Sidebands from longitudinal bunch oscillations in an electrostatic ion beam trap

Sidebands are observed in the Fourier transform of the pickup signal of an RF-bunched beam oscillating in an electrostatic ion beam trap. We show that the sidebands are dominated by a collective longitudinal oscillation of the center of the bunch around the synchronous ion as the bunch travels within the storage device. We present evidence for a linear dependence of the sideband frequency and for a seemingly chaotic behavior of the amplitude of the sideband peaks on the number of stored ions.

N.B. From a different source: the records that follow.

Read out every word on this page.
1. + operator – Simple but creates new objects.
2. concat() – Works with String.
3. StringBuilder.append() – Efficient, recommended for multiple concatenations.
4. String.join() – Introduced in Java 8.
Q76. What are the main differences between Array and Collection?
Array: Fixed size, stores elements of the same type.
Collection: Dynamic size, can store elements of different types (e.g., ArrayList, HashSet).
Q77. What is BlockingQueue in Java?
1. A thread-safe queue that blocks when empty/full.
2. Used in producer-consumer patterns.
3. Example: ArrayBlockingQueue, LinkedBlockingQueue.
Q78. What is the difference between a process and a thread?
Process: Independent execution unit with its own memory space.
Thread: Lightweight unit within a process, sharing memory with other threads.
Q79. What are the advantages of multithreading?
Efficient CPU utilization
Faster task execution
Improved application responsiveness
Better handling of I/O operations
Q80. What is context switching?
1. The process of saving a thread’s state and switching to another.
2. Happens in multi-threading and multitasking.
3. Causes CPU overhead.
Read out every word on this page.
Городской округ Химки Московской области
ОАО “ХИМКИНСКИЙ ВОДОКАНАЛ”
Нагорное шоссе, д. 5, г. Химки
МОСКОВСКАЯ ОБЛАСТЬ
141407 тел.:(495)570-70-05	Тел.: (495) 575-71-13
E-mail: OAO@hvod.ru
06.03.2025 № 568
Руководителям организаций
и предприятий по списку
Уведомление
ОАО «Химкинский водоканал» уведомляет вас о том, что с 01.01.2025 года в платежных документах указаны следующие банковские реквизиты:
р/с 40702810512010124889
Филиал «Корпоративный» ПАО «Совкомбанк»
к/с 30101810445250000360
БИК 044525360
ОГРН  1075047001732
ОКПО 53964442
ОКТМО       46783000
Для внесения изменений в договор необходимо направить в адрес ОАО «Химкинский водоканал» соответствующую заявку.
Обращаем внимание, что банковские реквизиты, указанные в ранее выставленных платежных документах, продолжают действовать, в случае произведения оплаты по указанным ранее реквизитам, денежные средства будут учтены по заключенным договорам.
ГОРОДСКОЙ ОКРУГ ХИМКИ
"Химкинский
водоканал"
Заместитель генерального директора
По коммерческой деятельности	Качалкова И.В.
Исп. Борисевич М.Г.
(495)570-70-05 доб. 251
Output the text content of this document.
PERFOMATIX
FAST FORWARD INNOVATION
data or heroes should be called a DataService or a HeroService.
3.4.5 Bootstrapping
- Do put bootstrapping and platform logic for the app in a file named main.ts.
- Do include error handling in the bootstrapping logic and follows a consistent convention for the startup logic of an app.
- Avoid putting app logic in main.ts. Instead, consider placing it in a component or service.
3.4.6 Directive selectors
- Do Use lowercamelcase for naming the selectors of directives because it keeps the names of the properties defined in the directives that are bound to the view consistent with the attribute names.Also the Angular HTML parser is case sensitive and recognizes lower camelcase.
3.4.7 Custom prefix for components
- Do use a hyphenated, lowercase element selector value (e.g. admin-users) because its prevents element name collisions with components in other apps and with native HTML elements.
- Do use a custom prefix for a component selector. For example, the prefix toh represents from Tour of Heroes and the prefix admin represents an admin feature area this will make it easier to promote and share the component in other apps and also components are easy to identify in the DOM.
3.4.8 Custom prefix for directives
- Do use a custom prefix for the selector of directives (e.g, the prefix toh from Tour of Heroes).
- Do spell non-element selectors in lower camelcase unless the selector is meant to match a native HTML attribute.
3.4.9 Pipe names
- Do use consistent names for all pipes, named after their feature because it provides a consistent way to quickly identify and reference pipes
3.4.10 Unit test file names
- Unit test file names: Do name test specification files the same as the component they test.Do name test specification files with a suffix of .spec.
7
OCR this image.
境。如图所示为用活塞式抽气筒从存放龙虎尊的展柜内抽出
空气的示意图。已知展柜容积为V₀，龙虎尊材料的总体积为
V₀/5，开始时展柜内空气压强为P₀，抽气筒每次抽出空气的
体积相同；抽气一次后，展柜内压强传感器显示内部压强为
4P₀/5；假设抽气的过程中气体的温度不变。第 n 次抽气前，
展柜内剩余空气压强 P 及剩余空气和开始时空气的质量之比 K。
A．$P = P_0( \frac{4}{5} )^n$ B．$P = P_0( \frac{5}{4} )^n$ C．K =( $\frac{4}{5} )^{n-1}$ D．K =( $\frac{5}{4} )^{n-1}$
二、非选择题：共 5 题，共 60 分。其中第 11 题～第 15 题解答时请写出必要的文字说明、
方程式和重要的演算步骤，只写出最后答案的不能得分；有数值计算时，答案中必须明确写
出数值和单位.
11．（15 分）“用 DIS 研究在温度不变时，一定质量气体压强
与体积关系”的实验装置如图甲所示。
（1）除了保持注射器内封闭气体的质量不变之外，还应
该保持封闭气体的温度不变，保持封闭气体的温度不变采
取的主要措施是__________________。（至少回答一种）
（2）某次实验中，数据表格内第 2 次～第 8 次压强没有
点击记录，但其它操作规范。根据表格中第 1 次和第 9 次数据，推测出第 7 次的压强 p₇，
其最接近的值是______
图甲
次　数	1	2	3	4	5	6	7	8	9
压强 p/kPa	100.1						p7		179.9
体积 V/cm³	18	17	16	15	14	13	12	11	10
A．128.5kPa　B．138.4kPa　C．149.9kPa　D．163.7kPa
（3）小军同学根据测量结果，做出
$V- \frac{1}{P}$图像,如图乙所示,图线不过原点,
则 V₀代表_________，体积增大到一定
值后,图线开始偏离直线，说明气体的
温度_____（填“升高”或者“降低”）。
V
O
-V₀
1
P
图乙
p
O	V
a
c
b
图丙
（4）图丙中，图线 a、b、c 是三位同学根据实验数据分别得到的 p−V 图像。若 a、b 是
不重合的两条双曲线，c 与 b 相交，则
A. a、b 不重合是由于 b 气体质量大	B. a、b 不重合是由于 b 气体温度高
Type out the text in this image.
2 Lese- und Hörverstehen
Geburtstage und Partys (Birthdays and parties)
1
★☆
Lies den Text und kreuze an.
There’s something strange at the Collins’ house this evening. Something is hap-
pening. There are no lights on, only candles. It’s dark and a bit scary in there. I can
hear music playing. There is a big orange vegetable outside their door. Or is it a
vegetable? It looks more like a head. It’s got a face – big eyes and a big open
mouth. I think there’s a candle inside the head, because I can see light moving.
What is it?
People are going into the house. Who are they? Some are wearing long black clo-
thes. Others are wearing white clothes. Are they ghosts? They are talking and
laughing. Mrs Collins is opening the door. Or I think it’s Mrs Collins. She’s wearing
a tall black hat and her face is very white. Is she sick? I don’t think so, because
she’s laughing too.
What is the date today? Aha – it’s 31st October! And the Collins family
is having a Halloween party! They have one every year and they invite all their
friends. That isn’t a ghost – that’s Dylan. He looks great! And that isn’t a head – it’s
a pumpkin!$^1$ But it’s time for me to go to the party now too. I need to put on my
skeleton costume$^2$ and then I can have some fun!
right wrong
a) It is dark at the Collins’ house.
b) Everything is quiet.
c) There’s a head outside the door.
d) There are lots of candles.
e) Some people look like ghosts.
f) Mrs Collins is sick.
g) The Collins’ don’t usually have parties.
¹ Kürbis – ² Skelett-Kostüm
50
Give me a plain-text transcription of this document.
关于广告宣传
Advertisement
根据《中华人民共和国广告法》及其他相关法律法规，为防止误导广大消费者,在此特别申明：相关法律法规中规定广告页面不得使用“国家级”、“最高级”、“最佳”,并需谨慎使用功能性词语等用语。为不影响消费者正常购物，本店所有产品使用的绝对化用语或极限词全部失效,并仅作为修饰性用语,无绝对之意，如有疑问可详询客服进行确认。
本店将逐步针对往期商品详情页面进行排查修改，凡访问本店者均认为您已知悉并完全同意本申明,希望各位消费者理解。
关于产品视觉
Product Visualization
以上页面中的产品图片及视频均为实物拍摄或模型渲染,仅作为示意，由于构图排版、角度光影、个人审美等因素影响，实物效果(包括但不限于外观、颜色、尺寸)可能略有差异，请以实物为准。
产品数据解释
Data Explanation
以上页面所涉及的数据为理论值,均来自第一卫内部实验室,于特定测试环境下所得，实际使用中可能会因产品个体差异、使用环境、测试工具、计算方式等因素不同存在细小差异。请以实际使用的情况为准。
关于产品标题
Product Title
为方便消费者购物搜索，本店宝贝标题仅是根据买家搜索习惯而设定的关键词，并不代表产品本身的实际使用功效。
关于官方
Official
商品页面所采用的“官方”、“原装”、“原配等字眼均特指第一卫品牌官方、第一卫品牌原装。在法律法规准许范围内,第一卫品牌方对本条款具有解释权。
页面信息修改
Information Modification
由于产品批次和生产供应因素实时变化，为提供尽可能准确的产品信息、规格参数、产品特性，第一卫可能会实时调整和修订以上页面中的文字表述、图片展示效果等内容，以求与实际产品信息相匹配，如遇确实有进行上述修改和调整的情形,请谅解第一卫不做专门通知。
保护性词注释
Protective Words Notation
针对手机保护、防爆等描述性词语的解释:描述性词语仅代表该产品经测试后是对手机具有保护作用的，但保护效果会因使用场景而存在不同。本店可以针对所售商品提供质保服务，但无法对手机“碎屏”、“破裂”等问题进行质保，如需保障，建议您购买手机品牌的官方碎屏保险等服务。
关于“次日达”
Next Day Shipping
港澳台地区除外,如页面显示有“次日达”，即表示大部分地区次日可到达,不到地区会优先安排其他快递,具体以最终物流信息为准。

Electrostatic ion beam trap

The conventional way of trapping ions is based on the uses of RF or magnetic fields, like in Paul or Penning traps. In such traps the ions are stored with approximately zero kinetic energy. In many applications a well-defined ion beam is needed especially in collision experiment, where the initial direction of a beam is critical for reaction product measurements and a well defined field free region is required at the collision place. In the last few years we have developed a new type of electrostatic ion trap for ion beams of a few keV per charge, with no mass limit. The ions are injected through a stack of electrodes, which are used as an electrostatic mirror. The ions are confined in a region of few tens of centimeters by two electrostatic mirrors, located on opposite sides. The stability criterion of such a trap can be demonstrated to be similar to the one existing for optical resonator. The dynamics of such trapped ion beam was studied for various potentials on the electrostatic mirrors. Two modes of operation were found. In the first mode a self bunching effect was observed where the ion-ion Coulomb interaction generates a single bunch with constant length along the whole trapping time. This mode of operation can be used for Fourier mass spectrometry. A second mode, where the Coulomb interaction enhances the correlation between the ion position and momentum, enables phase space manipulation of the stored ion beam.